Spencer W. Kimball taught: No one can ever be forgiven of any transgression until there is repentance, and one has not repented until he has bared his soul and admitted his intentions and weaknesses without excuses or rationalisations. He must admit to himself that he has grievously sinned. When he has confessed to himself without the slightest minimising of the offence, or rationalising its seriousness, or soft-pedaling its gravity, and admits it is as big as it really is, then he is ready to begin his repentance.
We have a worry these days. Many in this generation seem to be growing up with the carefree attitude “I can sin now, and I can always repent later. Richard G. Scott warned, “The thought of intentionally committing serious sin now and repenting later is perilously wrong. . . Premeditated sin has greater penalties and is harder to overcome” (“Making the Right Choices,” Ensign Magazine, November 1994, 38–39). We must confess and forsake our sins now and not put off our repentance. The prophet Alma warned his people not to procrastinate the day of our repentance. As the old rabbis used to say: You cannot repent the day before you die, because you don’t know what day you will die.
The scriptures teach that forsaking our sins is necessary. The Lord said, “By this ye may know if a man repenteth of his sins — behold, he will confess them and forsake them”. To forsake means to give up, abandon. Indeed, we must abandon all sin as soon as we can, and it might require a lengthy and mighty struggle to rid ourselves of our toughest and most perplexing weaknesses. It is essential, as soon as possible, to expel sin from our lives. That is forsaking.
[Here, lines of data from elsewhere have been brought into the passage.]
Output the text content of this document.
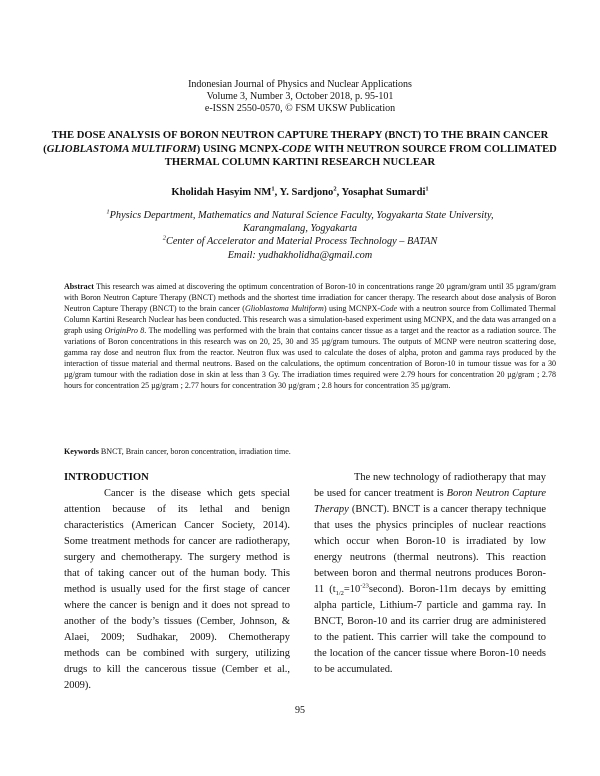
Indonesian Journal of Physics and Nuclear Applications
Volume 3, Number 3, October 2018, p. 95-101
e-ISSN 2550-0570, © FSM UKSW Publication
THE DOSE ANALYSIS OF BORON NEUTRON CAPTURE THERAPY (BNCT) TO THE BRAIN CANCER (GLIOBLASTOMA MULTIFORM) USING MCNPX-CODE WITH NEUTRON SOURCE FROM COLLIMATED THERMAL COLUMN KARTINI RESEARCH NUCLEAR
Kholidah Hasyim $NM^1$, Y. Sardjono$^2$, Yosaphat Sumardi$^1$
$^1$Physics Department, Mathematics and Natural Science Faculty, Yogyakarta State University,
Karangmalang, Yogyakarta
$^2$Center of Accelerator and Material Process Technology – BATAN
Email: yudhakholidha@gmail.com
Abstract This research was aimed at discovering the optimum concentration of Boron-10 in concentrations range 20 µgram/gram until 35 µgram/gram with Boron Neutron Capture Therapy (BNCT) methods and the shortest time irradiation for cancer therapy. The research about dose analysis of Boron Neutron Capture Therapy (BNCT) to the brain cancer (Glioblastoma Multiform) using MCNPX-Code with a neutron source from Collimated Thermal Column Kartini Research Nuclear has been conducted. This research was a simulation-based experiment using MCNPX, and the data was arranged on a graph using OriginPro 8. The modelling was performed with the brain that contains cancer tissue as a target and the reactor as a radiation source. The variations of Boron concentrations in this research was on 20, 25, 30 and 35 µg/gram tumours. The outputs of MCNP were neutron scattering dose, gamma ray dose and neutron flux from the reactor. Neutron flux was used to calculate the doses of alpha, proton and gamma rays produced by the interaction of tissue material and thermal neutrons. Based on the calculations, the optimum concentration of Boron-10 in tumour tissue was for a 30 µg/gram tumour with the radiation dose in skin at less than 3 Gy. The irradiation times required were 2.79 hours for concentration 20 µg/gram ; 2.78 hours for concentration 25 µg/gram ; 2.77 hours for concentration 30 µg/gram ; 2.8 hours for concentration 35 µg/gram.
Keywords BNCT, Brain cancer, boron concentration, irradiation time.
INTRODUCTION

Cancer is the disease which gets special attention because of its lethal and benign characteristics (American Cancer Society, 2014). Some treatment methods for cancer are radiotherapy, surgery and chemotherapy. The surgery method is that of taking cancer out of the human body. This method is usually used for the first stage of cancer where the cancer is benign and it does not spread to another of the body’s tissues (Cember, Johnson, & Alaei, 2009; Sudhakar, 2009). Chemotherapy methods can be combined with surgery, utilizing drugs to kill the cancerous tissue (Cember et al., 2009).

The new technology of radiotherapy that may be used for cancer treatment is Boron Neutron Capture Therapy (BNCT). BNCT is a cancer therapy technique that uses the physics principles of nuclear reactions which occur when Boron-10 is irradiated by low energy neutrons (thermal neutrons). This reaction between boron and thermal neutrons produces Boron-11 $(t_{1/2}=10^{-23}second)$. Boron-11m decays by emitting alpha particle, Lithium-7 particle and gamma ray. In BNCT, Boron-10 and its carrier drug are administered to the patient. This carrier will take the compound to the location of the cancer tissue where Boron-10 needs to be accumulated.

95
Sometimes people will sincerely desire to repent and secure Heavenly Father’s complete forgiveness, saying to the Saviour, “Here, Lord. Here is my whole package of sin. Please take it away.” And He does. Then we go back and say, “Wait a minute. Give me some of those sins back; I want to suffer a little more for them!” No. When you have totally repented, you must forsake those sins, forget about them, bury them away, and not bring them up again. Jesus beautifully stated the principle in agricultural terms: “No man, having put his hand to the plough and looking back, is fit for the kingdom of God” (Luke 9:62). In other words, when you have planted your life in a more spiritual furrow, keep your eyes straight ahead and don’t look back to the old sins, the old people, the old places. Someone has suggested that when Satan reminds you of your past, just remind him of his future! Keep your eyes looking ahead and on the Saviour.
I really like some words from Isaiah 54:4: “Thou shalt forget the shame of thy youth.” I am taking those words out of their historical context, but I find the phrase itself profoundly meaningful. We all know that nobody gets through teenage years unscathed. Everyone has problems growing up — some worse than others — but it is imperative that we forget the shame of our youth. Repent, put it behind you, and move on.
Those who are too proud to acknowledge their own imperfections are fooling themselves, and usually nobody else. They are inventing an image that blocks their view of the road to improvement. And they miss the peace that comes from living with honesty, which always means living with imperfection.
When someone admits a mistake, we feel a rush of admiration. We also feel safe acknowledging our own shortcomings and confident that we too can improve. Imagine the effect on a child who learns from observing a parent that when we make mistakes, we own up to them, and we do better next time. How much better that is than pretending that we never make mistakes.
It isn’t until we accept that we are all works in progress that we actually do make progress. It’s a beautiful paradox that we cannot move forward until we admit that we’ve been moving backward. Owning our weakness is, in reality, perhaps the best way to show strength.